# Trimming Christmas Moss



## Digsy (Mar 4, 2006)

I have a gigantic, out of control, patch of Christmas moss and hoped that someone could tell me how to trim it. I've accidentally pulled clumps out before and thought that looked about like the start that someone sent me. Is it necessary to actually use scissors or can you just grab sections that come loose easily?


----------



## Wasserpest (Jun 12, 2003)

If you mean Christmas Moss, yes, you can trim it with scissors or pull parts out of it.

I guess it depends how you have it set up. If you have it wrapped around branches or rocks, you'd be better off to trim it with scissors or you might just pull the whole thing loose. If it is just growing somewhere to a giant ball, you can rip it apart.

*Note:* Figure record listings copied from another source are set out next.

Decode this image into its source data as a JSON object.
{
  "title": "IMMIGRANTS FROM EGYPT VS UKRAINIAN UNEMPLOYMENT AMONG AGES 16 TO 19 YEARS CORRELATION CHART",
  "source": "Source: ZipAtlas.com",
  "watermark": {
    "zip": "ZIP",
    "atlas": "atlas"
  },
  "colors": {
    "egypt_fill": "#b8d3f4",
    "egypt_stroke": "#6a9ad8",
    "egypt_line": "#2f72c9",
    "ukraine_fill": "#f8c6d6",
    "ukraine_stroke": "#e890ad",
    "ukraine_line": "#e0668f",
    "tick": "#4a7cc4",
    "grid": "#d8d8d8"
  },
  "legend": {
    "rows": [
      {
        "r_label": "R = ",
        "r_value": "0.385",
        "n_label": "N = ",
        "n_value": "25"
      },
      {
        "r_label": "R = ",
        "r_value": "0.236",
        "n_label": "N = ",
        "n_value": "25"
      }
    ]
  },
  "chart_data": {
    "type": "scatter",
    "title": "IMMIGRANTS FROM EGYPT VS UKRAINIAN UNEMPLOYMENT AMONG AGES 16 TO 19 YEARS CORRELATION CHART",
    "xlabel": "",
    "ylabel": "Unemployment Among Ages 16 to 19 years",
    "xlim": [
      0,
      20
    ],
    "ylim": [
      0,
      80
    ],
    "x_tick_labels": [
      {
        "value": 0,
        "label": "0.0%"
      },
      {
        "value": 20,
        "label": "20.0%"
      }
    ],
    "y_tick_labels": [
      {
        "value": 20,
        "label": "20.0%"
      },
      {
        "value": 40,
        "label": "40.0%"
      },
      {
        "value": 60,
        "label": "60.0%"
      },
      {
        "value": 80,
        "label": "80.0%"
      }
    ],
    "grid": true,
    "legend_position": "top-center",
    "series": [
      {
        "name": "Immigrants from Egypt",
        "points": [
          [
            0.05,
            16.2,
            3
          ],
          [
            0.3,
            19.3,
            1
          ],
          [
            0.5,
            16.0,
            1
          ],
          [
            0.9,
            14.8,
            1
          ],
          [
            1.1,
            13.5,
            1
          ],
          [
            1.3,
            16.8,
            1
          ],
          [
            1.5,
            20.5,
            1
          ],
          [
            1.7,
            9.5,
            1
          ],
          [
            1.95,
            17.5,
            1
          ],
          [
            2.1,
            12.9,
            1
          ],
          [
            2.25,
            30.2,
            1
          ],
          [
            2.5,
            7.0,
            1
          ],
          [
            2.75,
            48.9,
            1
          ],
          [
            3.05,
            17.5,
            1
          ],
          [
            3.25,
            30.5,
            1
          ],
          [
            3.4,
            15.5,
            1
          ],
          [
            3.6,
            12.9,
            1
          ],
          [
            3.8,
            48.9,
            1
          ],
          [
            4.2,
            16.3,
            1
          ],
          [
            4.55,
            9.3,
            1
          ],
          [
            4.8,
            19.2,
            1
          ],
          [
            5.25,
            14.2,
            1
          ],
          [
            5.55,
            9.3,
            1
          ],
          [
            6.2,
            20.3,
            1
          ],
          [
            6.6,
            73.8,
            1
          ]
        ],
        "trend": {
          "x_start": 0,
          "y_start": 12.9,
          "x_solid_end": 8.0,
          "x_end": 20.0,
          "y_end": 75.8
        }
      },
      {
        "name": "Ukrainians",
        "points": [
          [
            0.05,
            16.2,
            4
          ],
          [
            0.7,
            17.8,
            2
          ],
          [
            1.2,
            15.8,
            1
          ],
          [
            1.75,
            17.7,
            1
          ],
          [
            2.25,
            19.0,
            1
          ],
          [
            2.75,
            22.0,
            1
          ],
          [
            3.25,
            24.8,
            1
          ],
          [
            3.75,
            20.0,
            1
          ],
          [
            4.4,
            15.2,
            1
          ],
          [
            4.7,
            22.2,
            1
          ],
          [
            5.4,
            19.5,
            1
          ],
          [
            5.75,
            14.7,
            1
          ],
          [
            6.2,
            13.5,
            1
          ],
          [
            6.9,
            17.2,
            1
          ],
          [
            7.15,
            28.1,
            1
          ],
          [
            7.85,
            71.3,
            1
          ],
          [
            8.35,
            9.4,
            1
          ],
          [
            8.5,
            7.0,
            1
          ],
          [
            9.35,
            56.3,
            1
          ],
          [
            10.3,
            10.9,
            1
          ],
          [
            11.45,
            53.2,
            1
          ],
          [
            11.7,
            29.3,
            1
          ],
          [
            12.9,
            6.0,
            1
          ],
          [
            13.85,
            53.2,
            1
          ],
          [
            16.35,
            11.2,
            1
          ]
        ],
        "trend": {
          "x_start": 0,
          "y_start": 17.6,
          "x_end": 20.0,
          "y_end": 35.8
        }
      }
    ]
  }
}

When you trim it with scissors, you almost always end up with lots of little pieces floating around the tank. They settle somewhere and grow new Christmas Moss colonies.


----------



## A Hill (Jul 25, 2005)

Wasserpest pretty much said everything there is to say.

But he missed one thing. It's pretty impossible to kill when trimming. Unless you like spray it with bleach or something you will be fine! So depending on what it's on you might want to cut it or you might want to rip it off with your hands, or you might want to pinch it off... But don't worry about killing it.

-Andrew


----------



## Digsy (Mar 4, 2006)

Thanks Wasserpest and Fish Newb! And thank you for the correction...guess I was still stuck in the holidays with my "Christmas Tree" moss. :icon_smil


----------



## Burks (May 21, 2006)

You can always resell the clippings if you have enough too. Or just tie those down, grow it out, and sell it for a few bucks. 

The only time I've ever killed moss was doing a bleach dip. I even had some in a jar that lived for three months with just lighting from a ceiling fan whenever I turned it on. Didn't grow, but lived.


----------



## Digsy (Mar 4, 2006)

Yes, it definitely seems like a hardy plant, especially since this mop I have now grew out of a very small start sent by another member only a few months ago. At least it's an attractive weed


----------